During Welcome Week many students were confused by anonymous pamphlets found pushed under doors in residence halls. The message of the pamphlets appears to be that institutions of higher learning such as Seattle U are inherently bad for society and must be rebelled against. Although some students assumed that the pamphlets came from Anarchy Club, no association between the club and the pamphlets has been proven. The identity of the pamphlet author and distributer remains unknown.
This year, Anarchy Club is committed to incorporating the perspectives of alumni who have expressed interest in seeing that the club continues to thrive. Last year, several alumni provided the club with speakers who are also committed to on-campus activism. Some topics the club seeks to continue to focus on are gentrification of Capitol Hill, transgender rights, and other forms of institutionalized oppression.
During Welcome Week a group of annonymous students came through the Residents Halls and left a very information pamphlet underneath the doors.
Josh Sturman is the self-described “unofficial co-president” of the club. The qualification, he said, is due to a disciplinary jurisdiction against Sturman issued by Dean of Students Darrell Goodwin, which Sturman described as “unjust and malicious.” Sturman quasi-facetiously refers to himself as “King of the Anarchists.” He explained that any student may carry this title simply by attending an Anarchy Club meeting.
Club members will be tabling at the Club Fair on Oct. 3. They currently have two fully committed active members, two active alumni and twenty mailing list recipients. Political science professor Larry Cushnie moderates the club.
“The group offers students alternative perspectives to modern assumptions about human potential and political power,” Cushnie said in an email to The Spectator. “Participants have the opportunity to discuss both critical and normative understandings about how to organize people towards non-hierarchical, compassionate, inclusive and egalitarian communities.”
The anonymous pamphlet, however, pushed a more extreme agenda to inspire students to question authority and institutions, including Seattle U.

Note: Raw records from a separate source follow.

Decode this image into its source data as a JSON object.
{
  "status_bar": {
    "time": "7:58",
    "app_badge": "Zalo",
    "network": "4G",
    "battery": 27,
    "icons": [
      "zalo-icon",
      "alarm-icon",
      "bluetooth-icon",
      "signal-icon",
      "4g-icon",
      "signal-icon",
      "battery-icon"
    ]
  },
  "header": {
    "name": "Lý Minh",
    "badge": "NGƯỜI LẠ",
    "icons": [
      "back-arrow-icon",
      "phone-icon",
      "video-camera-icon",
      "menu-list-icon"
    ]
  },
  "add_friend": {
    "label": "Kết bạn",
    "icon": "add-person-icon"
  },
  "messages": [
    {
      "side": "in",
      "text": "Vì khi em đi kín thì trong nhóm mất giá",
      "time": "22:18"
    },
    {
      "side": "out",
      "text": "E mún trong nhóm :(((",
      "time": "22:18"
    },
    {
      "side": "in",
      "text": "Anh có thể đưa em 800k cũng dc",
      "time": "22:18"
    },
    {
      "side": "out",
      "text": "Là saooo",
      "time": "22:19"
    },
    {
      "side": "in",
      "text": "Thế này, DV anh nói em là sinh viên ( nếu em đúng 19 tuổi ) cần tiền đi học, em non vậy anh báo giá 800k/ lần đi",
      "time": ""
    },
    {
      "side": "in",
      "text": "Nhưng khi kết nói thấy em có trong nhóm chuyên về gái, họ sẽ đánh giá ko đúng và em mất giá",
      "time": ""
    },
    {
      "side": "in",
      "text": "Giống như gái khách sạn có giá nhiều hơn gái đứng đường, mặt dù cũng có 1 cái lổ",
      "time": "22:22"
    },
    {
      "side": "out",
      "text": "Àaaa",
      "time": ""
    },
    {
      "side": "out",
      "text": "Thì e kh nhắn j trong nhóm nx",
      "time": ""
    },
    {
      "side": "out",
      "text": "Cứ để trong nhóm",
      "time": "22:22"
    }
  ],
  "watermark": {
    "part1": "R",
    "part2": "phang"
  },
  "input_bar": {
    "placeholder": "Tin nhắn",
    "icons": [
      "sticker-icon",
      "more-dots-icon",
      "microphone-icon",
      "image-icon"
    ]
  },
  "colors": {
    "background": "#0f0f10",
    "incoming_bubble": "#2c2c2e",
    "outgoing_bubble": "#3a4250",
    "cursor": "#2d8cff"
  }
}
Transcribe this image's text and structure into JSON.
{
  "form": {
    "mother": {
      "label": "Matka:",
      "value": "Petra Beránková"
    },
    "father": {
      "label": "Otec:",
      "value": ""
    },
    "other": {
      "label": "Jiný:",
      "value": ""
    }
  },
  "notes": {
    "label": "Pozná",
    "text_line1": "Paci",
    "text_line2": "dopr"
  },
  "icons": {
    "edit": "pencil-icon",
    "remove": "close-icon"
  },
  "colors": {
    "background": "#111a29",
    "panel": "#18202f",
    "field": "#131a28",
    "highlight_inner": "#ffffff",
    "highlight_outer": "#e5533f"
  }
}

“The university has become a training ground for industrial robots,” the flier states. “You came here to get an education—to ask some basic questions about yourself and your values, and to decide on how to embark on your adult life. Instead you will be whipped into shape for corporations and bureaucracies—given the right attitudes, force-fed the relevant information, and tailored to the slots [SU] knows will be out there.”
The author of the pamphlet encourages students to “fight back” against institutionalization by attending one of the upcoming unofficial meetings.
The Seattle U administration was quick to respond to the pamphlet addressed to new students. In an email distributed by Housing and Residence Life, Goodwin addressed concerns about the content of the fliers. These concerns include the unauthorized use of the Seattle U seal, the anonymity of the pamphlet, the pamphlet’s use of derogatory language and the unofficial planning of meetings.
“During [Academic Convocation of Welcome Week] students were invited to join a community dedicated to scholarship, critical inquiry, and social justice,” wrote Goodwin in the recent email. “I know that over the coming months and years you will each find your own unique way to leave your mark toward a more just and humane world.”
Sturman wants to clarify the misconception that anarchists are inherently violent activists. Anarchy Club does not encourage violence to induce change.
“We are often portrayed as violent,” Sturman said. “Dorothy Day, who is up for canonization this year and has a building named for her on our campus, identified as an anarchist… Many anarchists are pacifists as well. Anarchism is the political ideology that all people should be liberated from all oppression whether that be capitalism, the state, racism, sexism, heteronormativity, transphobia.”
While it is not uncommon for students in higher education to question authority, anarchy has a particularly negative image and is often associated with chaos. Cushnie, however, rejects that interpretation.
“[Anarchic perspectives] are about acknowledging our shared humanity and finding better outcomes through a belief in the innate need for humans to work together and rely upon each other,” he said.